Grande. Equipo brasileño ganó 2-1 a peñarol y se coronó campeón de la Copa Libertadores. Neymar y Danilo hicieron los tantos. Al final del partido se generó una bronca.
Sao Paulo. La República.
El Rey Pelé gozaba a su antojo en uno de los palcos del Pacaembú. Disfrutaba de ese geniecillo de 19 años de nombre Neymar, quien fue nueve y también diez. Quien gambeteó, desbordó y anotó. Quien improvisó una coreografía con su gente al término del partido que coronó al Santos campeón de la Copa Libertadores tras derrotar (2-1) a un digno rival como Peñarol.

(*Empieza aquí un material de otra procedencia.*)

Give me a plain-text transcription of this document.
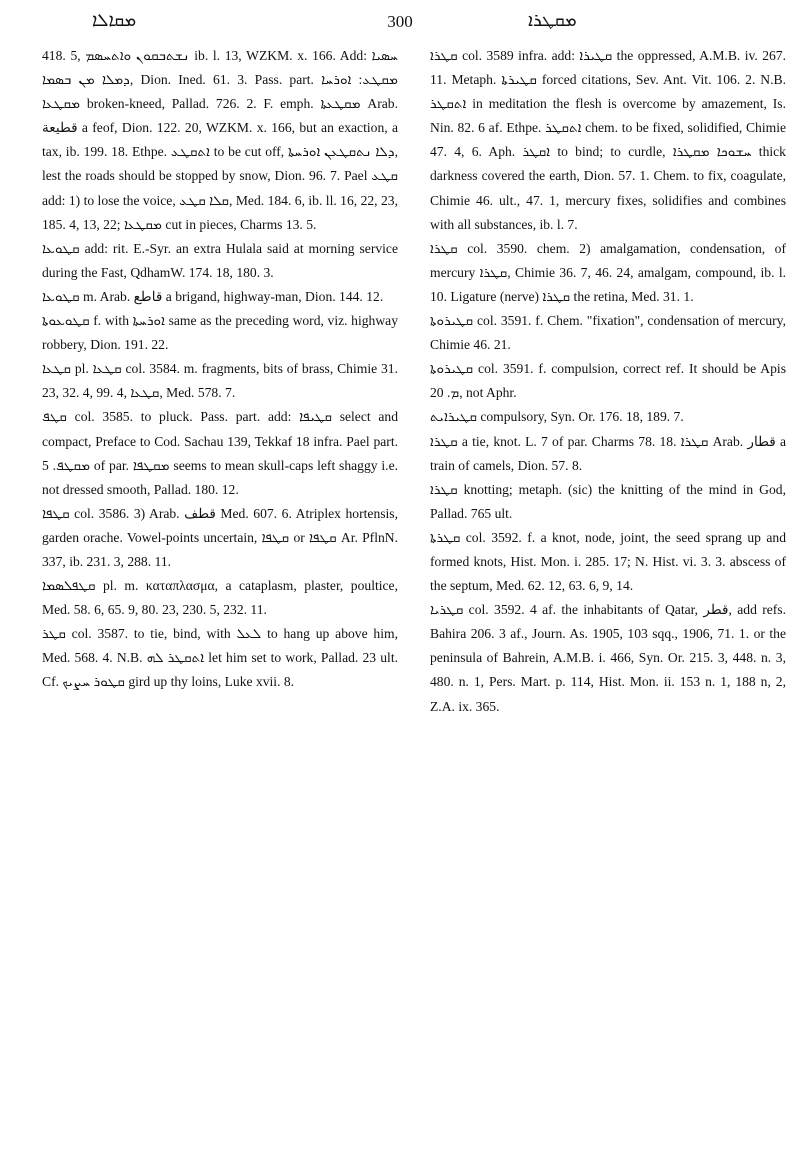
ܡܩܐܠܐ	300	ܡܩܛܪܐ

418. 5, ܢܫܬܒܩܘܢ ܘܐܬܚܣܡ ib. l. 13, WZKM. x. 166. Add: ܚܣܝܐ ܕܡܠܐ ܡܢ ܒܣܡܐ, Dion. Ined. 61. 3. Pass. part. ܡܩܛܥ: ܐܘܪܚܐ ܡܩܛܥܐ broken-kneed, Pallad. 726. 2. F. emph. ܡܩܛܥܬܐ Arab. قطيعة a feof, Dion. 122. 20, WZKM. x. 166, but an exaction, a tax, ib. 199. 18. Ethpe. ܐܬܩܛܥ to be cut off, ܕܠܐ ܢܬܩܛܥܢ ܐܘܪܚܬܐ, lest the roads should be stopped by snow, Dion. 96. 7. Pael ܩܛܥ add: 1) to lose the voice, ܩܠܐ ܩܛܥ, Med. 184. 6, ib. ll. 16, 22, 23, 185. 4, 13, 22; ܡܩܛܥܐ cut in pieces, Charms 13. 5.

ܩܛܘܥܐ add: rit. E.-Syr. an extra Hulala said at morning service during the Fast, QdhamW. 174. 18, 180. 3.

ܩܛܘܥܐ m. Arab. قاطع a brigand, highway-man, Dion. 144. 12.

ܩܛܘܥܘܬܐ f. with ܐܘܪܚܬܐ same as the preceding word, viz. highway robbery, Dion. 191. 22.

ܩܛܥܐ pl. ܩܛܥܐ col. 3584. m. fragments, bits of brass, Chimie 31. 23, 32. 4, 99. 4, ܩܛܥܐ, Med. 578. 7.

ܩܛܦ col. 3585. to pluck. Pass. part. add: ܩܛܝܦܐ select and compact, Preface to Cod. Sachau 139, Tekkaf 18 infra. Pael part. ܡܩܛܦ. 5 of par. ܡܩܛܦܐ seems to mean skull-caps left shaggy i.e. not dressed smooth, Pallad. 180. 12.

ܩܛܦܐ col. 3586. 3) Arab. قطف Med. 607. 6. Atriplex hortensis, garden orache. Vowel-points uncertain, ܩܛܦܐ or ܩܛܦܐ Ar. PflnN. 337, ib. 231. 3, 288. 11.

ܩܛܦܠܣܡܐ pl. m. καταπλασμα, a cataplasm, plaster, poultice, Med. 58. 6, 65. 9, 80. 23, 230. 5, 232. 11.

ܩܛܪ col. 3587. to tie, bind, with ܠܥܠ to hang up above him, Med. 568. 4. N.B. ܐܬܩܛܪ ܠܗ let him set to work, Pallad. 23 ult. Cf. ܩܛܘܪ ܚܨܝܟ gird up thy loins, Luke xvii. 8.

ܩܛܪܐ col. 3589 infra. add: ܩܛܝܪܐ the oppressed, A.M.B. iv. 267. 11. Metaph. ܩܛܝܪܬܐ forced citations, Sev. Ant. Vit. 106. 2. N.B. ܐܬܩܛܪ in meditation the flesh is overcome by amazement, Is. Nin. 82. 6 af. Ethpe. ܐܬܩܛܪ chem. to be fixed, solidified, Chimie 47. 4, 6. Aph. ܐܩܛܪ to bind; to curdle, ܚܫܘܟܐ ܡܩܛܪܐ thick darkness covered the earth, Dion. 57. 1. Chem. to fix, coagulate, Chimie 46. ult., 47. 1, mercury fixes, solidifies and combines with all substances, ib. l. 7.

ܩܛܪܐ col. 3590. chem. 2) amalgamation, condensation, of mercury ܩܛܪܐ, Chimie 36. 7, 46. 24, amalgam, compound, ib. l. 10. Ligature (nerve) ܩܛܪܐ the retina, Med. 31. 1.

ܩܛܝܪܘܬܐ col. 3591. f. Chem. "fixation", condensation of mercury, Chimie 46. 21.

ܩܛܝܪܘܬܐ col. 3591. f. compulsion, correct ref. It should be Apis ܡ. 20, not Aphr.

ܩܛܝܪܐܝܬ compulsory, Syn. Or. 176. 18, 189. 7.

ܩܛܪܐ a tie, knot. L. 7 of par. Charms 78. 18. ܩܛܪܐ Arab. قطار a train of camels, Dion. 57. 8.

ܩܛܪܐ knotting; metaph. (sic) the knitting of the mind in God, Pallad. 765 ult.

ܩܛܪܬܐ col. 3592. f. a knot, node, joint, the seed sprang up and formed knots, Hist. Mon. i. 285. 17; N. Hist. vi. 3. 3. abscess of the septum, Med. 62. 12, 63. 6, 9, 14.

ܩܛܪܝܐ col. 3592. 4 af. the inhabitants of Qatar, قطر, add refs. Bahira 206. 3 af., Journ. As. 1905, 103 sqq., 1906, 71. 1. or the peninsula of Bahrein, A.M.B. i. 466, Syn. Or. 215. 3, 448. n. 3, 480. n. 1, Pers. Mart. p. 114, Hist. Mon. ii. 153 n. 1, 188 n, 2, Z.A. ix. 365.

Santos tuvo un inicio explosivo, con un libreto que le agrada mucho a Mauricy Ramalho: la rotación al ras del piso, el cambio de frente y un gran ritmo de tres cuartos de cancha hacia arriba. Con Elano como conductor, con Neymar desbordando por la izquierda y Ganso con sus disparos de media distancia buscó asustar la valla de Sebastián Sosa, quien estuvo estupendo a la hora de evitar que el balón infle las redes de su arco.
Peñarol estuvo en lo suyo. Hizo pressing en cada rincón de la cancha, tratando de anular a los que más saben del equipo rival y buscando el contragolpe salvador con el veloz Alejandro Martinuccio.
Pero en la segunda etapa, Peñarol entró frío y de ello aprovechó Santos, que se puso 2-0 arriba con goles de Neymar y Danilo. El cuadro de Aguirre reaccionó y descontó mediante un autogol de Durval. Al final del partido se generó una bronca descomunal entre los jugadores brasileños y uruguayos.
Pelé, ya no como jugador, ahora lo disfrutó como un hincha más del Santos... 48 años después.